UAW Membersphip Rose 1.1% as U.S. Automaker Added Jobs

The United Auto Workers membership rose 1.1 percent to 380,719 at the end of last year, the union’s second consecutive annual gain, as U.S. automakers added employees amid rising sales.

The UAW added 4,107 members from 376,612 in 2010, according to a filing yesterday with the U.S. Labor Department.

General Motors Co. (GM), Ford Motor Co. (F) and Chrysler Group LLC gained sales and boosted their share of the U.S. market last year. While the UAW’s 2011 gain followed a 6 percent increase in 2010, the UAW’s total membership is still only about one-fourth its size in 1979, when it peaked at 1.5 million members.
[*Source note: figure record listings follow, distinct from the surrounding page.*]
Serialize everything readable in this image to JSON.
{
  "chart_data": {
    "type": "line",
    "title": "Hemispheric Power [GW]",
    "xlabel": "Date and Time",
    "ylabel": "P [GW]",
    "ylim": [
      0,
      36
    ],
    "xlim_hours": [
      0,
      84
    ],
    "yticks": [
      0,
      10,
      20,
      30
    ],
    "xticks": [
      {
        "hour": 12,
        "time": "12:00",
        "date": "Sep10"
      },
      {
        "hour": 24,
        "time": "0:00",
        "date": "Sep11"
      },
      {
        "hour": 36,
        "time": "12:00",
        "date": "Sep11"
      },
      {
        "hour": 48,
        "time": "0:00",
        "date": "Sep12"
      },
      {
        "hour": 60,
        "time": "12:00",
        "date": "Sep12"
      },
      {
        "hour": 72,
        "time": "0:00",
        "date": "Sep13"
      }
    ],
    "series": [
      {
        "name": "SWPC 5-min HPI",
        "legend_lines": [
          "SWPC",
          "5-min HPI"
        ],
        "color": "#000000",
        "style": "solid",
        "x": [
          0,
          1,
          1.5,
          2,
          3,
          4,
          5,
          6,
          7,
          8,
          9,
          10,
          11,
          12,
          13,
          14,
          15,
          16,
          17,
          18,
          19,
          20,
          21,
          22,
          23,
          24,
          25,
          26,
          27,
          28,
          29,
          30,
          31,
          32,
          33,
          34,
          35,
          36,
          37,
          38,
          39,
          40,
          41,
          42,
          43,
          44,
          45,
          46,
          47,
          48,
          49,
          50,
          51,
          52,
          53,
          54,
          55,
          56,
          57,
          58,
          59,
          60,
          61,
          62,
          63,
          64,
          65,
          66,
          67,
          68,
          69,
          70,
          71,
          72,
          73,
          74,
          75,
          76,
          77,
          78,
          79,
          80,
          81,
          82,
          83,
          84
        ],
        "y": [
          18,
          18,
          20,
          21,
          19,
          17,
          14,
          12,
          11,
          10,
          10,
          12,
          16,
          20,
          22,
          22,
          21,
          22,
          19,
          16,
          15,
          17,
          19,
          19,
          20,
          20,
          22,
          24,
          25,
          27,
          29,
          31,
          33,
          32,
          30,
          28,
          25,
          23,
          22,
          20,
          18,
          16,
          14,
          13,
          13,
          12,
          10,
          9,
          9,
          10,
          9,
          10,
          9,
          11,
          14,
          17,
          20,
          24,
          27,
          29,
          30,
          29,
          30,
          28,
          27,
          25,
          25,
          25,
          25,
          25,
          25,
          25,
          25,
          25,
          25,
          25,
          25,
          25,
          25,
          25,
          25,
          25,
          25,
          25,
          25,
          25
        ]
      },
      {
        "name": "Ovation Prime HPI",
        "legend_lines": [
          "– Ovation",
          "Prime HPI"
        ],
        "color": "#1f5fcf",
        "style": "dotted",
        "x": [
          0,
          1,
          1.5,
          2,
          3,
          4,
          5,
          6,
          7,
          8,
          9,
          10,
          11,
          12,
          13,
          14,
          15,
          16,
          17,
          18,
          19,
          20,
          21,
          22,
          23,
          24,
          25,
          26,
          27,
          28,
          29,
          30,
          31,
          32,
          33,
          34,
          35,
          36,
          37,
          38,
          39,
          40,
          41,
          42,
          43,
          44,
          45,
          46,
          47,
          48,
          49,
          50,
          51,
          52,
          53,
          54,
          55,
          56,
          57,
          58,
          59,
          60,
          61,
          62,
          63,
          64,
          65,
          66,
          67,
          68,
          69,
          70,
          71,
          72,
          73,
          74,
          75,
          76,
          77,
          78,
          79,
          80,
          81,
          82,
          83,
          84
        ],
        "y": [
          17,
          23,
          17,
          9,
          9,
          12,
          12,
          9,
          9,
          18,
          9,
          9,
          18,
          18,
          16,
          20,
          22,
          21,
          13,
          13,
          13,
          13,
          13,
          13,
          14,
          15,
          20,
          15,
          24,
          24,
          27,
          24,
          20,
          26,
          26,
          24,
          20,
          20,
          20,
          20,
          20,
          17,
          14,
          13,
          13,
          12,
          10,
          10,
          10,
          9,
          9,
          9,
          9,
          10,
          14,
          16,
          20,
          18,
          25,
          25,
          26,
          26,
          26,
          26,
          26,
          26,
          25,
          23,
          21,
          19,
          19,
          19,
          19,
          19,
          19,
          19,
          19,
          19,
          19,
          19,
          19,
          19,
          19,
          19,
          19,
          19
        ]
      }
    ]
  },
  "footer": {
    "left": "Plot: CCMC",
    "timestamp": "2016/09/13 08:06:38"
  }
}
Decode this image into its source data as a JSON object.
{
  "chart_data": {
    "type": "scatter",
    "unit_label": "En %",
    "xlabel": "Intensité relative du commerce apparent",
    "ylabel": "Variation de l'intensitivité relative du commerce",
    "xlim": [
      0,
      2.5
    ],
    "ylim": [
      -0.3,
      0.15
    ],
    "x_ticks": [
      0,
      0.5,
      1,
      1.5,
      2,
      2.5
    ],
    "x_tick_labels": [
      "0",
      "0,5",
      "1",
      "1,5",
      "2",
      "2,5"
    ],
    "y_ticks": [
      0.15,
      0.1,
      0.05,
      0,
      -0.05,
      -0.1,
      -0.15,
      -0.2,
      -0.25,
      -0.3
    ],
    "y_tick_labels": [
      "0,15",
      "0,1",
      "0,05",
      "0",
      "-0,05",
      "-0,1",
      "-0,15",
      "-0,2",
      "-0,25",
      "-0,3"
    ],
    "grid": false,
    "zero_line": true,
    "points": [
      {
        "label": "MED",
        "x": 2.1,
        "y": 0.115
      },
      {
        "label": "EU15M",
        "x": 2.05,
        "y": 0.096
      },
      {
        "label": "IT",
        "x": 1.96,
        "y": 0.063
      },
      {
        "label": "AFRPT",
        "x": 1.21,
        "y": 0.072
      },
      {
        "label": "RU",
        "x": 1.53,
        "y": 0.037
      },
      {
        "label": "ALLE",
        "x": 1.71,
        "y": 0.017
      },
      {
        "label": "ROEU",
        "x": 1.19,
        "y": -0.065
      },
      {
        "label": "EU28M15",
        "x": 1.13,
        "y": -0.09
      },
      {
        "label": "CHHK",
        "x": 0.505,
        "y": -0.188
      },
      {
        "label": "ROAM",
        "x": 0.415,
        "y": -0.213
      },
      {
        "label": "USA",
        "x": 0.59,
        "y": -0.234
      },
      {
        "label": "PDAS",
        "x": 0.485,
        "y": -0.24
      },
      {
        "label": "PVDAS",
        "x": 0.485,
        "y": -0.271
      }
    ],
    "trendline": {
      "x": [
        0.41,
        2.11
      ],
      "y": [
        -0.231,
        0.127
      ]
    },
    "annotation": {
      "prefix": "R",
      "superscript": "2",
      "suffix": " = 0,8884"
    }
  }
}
“In order to gain any kind of strength at the bargaining table, they’re going to have to be a bigger union,” said Kristin Dziczek, director of the labor and industry group for the Center for Automotive Research in Ann Arbor, Michigan. “Organizing new workers is critical to the UAW’s future. That’s their challenge and that’s what they’ve got to do. It won’t be easy.”
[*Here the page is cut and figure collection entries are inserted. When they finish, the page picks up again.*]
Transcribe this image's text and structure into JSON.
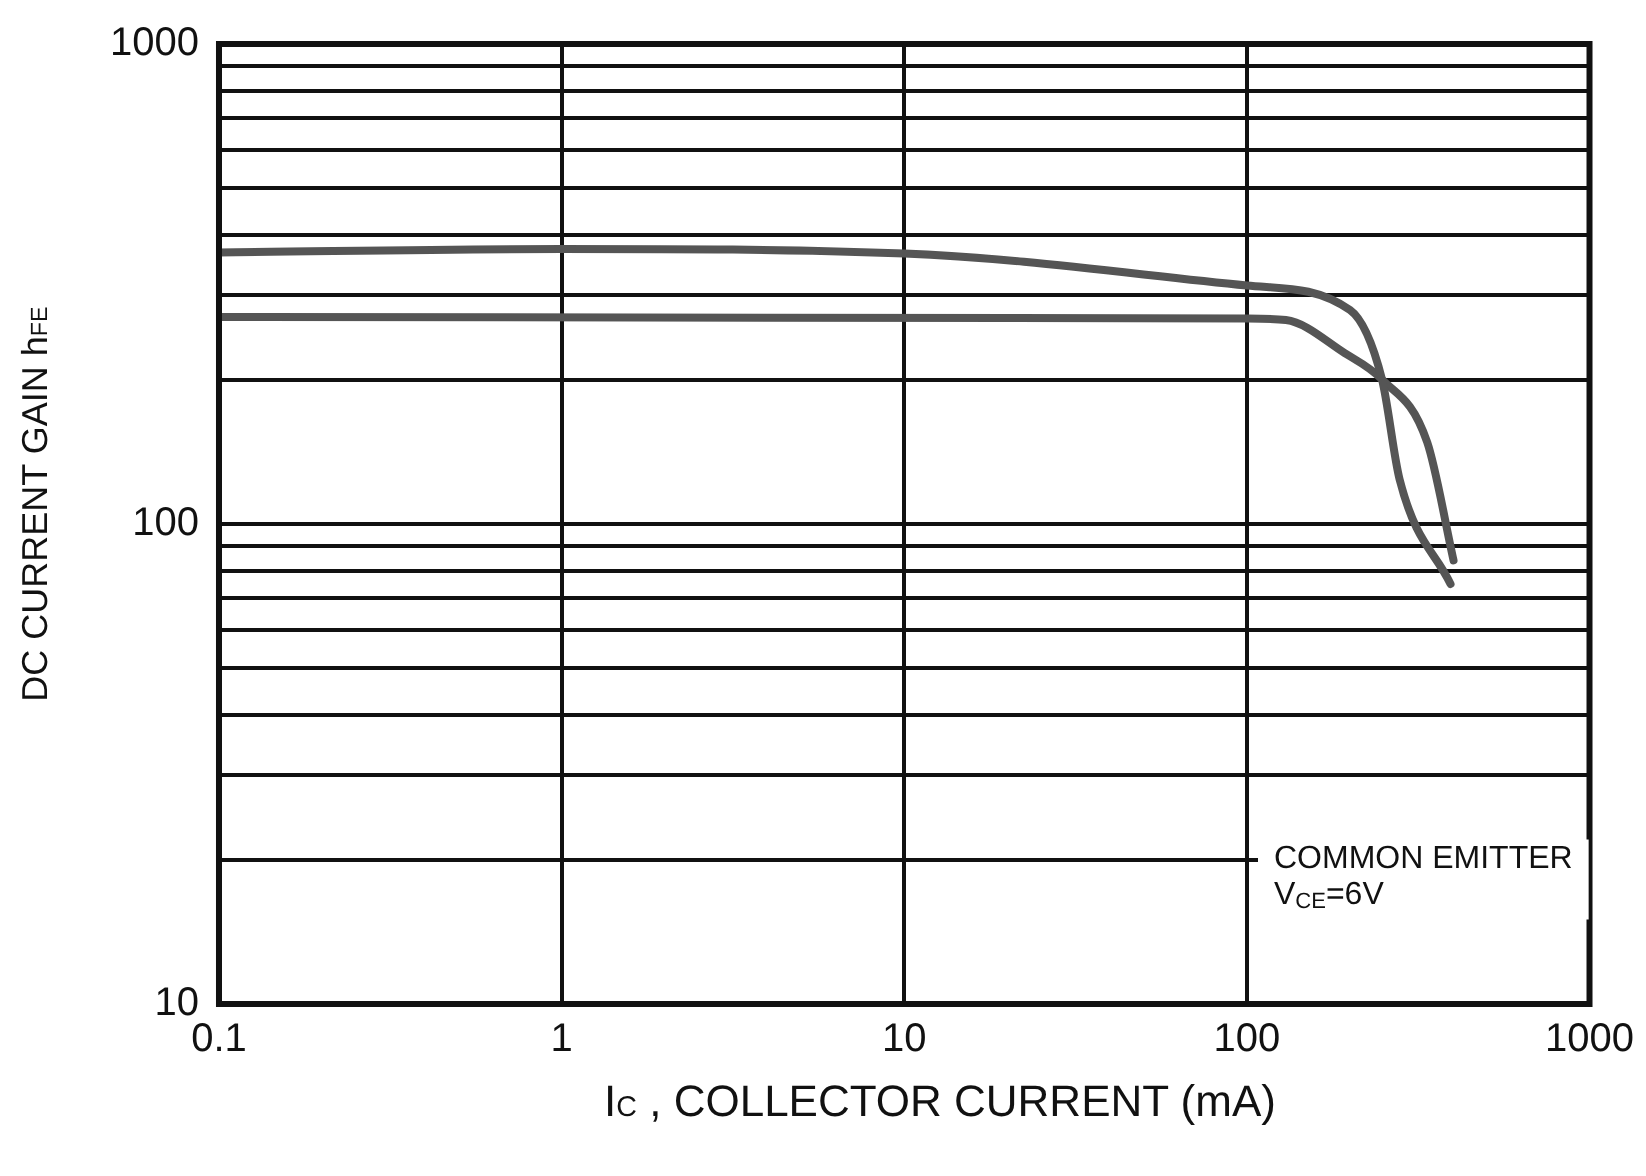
{
  "chart_data": {
    "type": "line",
    "xlabel": "I$_{C}$ , COLLECTOR CURRENT (mA)",
    "ylabel": "DC CURRENT GAIN h$_{FE}$",
    "log": "xy",
    "grid": true,
    "marker": "none",
    "line_style": "solid",
    "xlim": [
      0.1,
      1000
    ],
    "xticks": [
      0.1,
      1,
      10,
      100,
      1000
    ],
    "ylim": [
      10,
      1000
    ],
    "yticks": [
      10,
      {
        "value": 20,
        "label": null
      },
      {
        "value": 30,
        "label": null
      },
      {
        "value": 40,
        "label": null
      },
      {
        "value": 50,
        "label": null
      },
      {
        "value": 60,
        "label": null
      },
      {
        "value": 70,
        "label": null
      },
      {
        "value": 80,
        "label": null
      },
      {
        "value": 90,
        "label": null
      },
      100,
      {
        "value": 200,
        "label": null
      },
      {
        "value": 300,
        "label": null
      },
      {
        "value": 400,
        "label": null
      },
      {
        "value": 500,
        "label": null
      },
      {
        "value": 600,
        "label": null
      },
      {
        "value": 700,
        "label": null
      },
      {
        "value": 800,
        "label": null
      },
      {
        "value": 900,
        "label": null
      },
      1000
    ],
    "annotations": [
      "COMMON EMITTER",
      "V$_{CE}$=6V"
    ],
    "series": [
      {
        "color": "#555555",
        "x": [
          0.1,
          1,
          10,
          100,
          200,
          248,
          279,
          393
        ],
        "values": [
          368,
          374,
          366,
          314,
          279,
          200,
          124,
          75
        ]
      },
      {
        "color": "#555555",
        "x": [
          0.1,
          100,
          130,
          193,
          248,
          336,
          401
        ],
        "values": [
          270,
          268,
          266,
          227,
          200,
          148,
          84
        ]
      }
    ]
  }
}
The UAW, based in Detroit, wants to rebuild membership after failing to organize U.S. factories of Toyota Motor Corp. (7203), Honda Motor Co. (7267) and Nissan Motor Co. (7201) UAW President Bob King pledged to expand the union’s bargaining power by organizing a U.S. plant owned by an Asian or European automakers in 2011. King failed to meet that deadline.

The union president said last year the UAW was in discussions with automakers he didn’t identify. The UAW this month started passing out authorization cards at Volkswagen AG (VOW)’s plant in Chattanooga, Tennessee, Reuters reported last week, citing factory workers it didn’t identify.

Automakers Hiring

GM, Ford and Chrysler will hire 14,750 workers represented by the UAW by 2015, according to the Center for Automotive Research. The three automakers employed 110,150 UAW-represented workers last year, down almost two-thirds from about 300,000 in 2001, according to the center. By 2015, the U.S. automakers will employ 120,400 UAW workers, the center estimates.

“How the UAW sustains its organization and their membership will depend on how they grow,” Dziczek said. “There’s going to have to be growth through organizing.”

Detroit-based GM’s U.S. light-vehicle sales last year increased 13 percent while Ford’s, based in Dearborn, Michigan, gained 11 percent and Chrysler’s rose 26 percent. The increases for GM and Auburn Hills, Michigan-based Chrysler came two years after they reorganized in U.S.-backed bankruptcies.

The UAW reported total assets of $1.04 billion at the end of 2011, down from $1.08 billion a year earlier. The union said it had total liabilities of $7.14 million at the end of last year, up from $4.59 million a year earlier.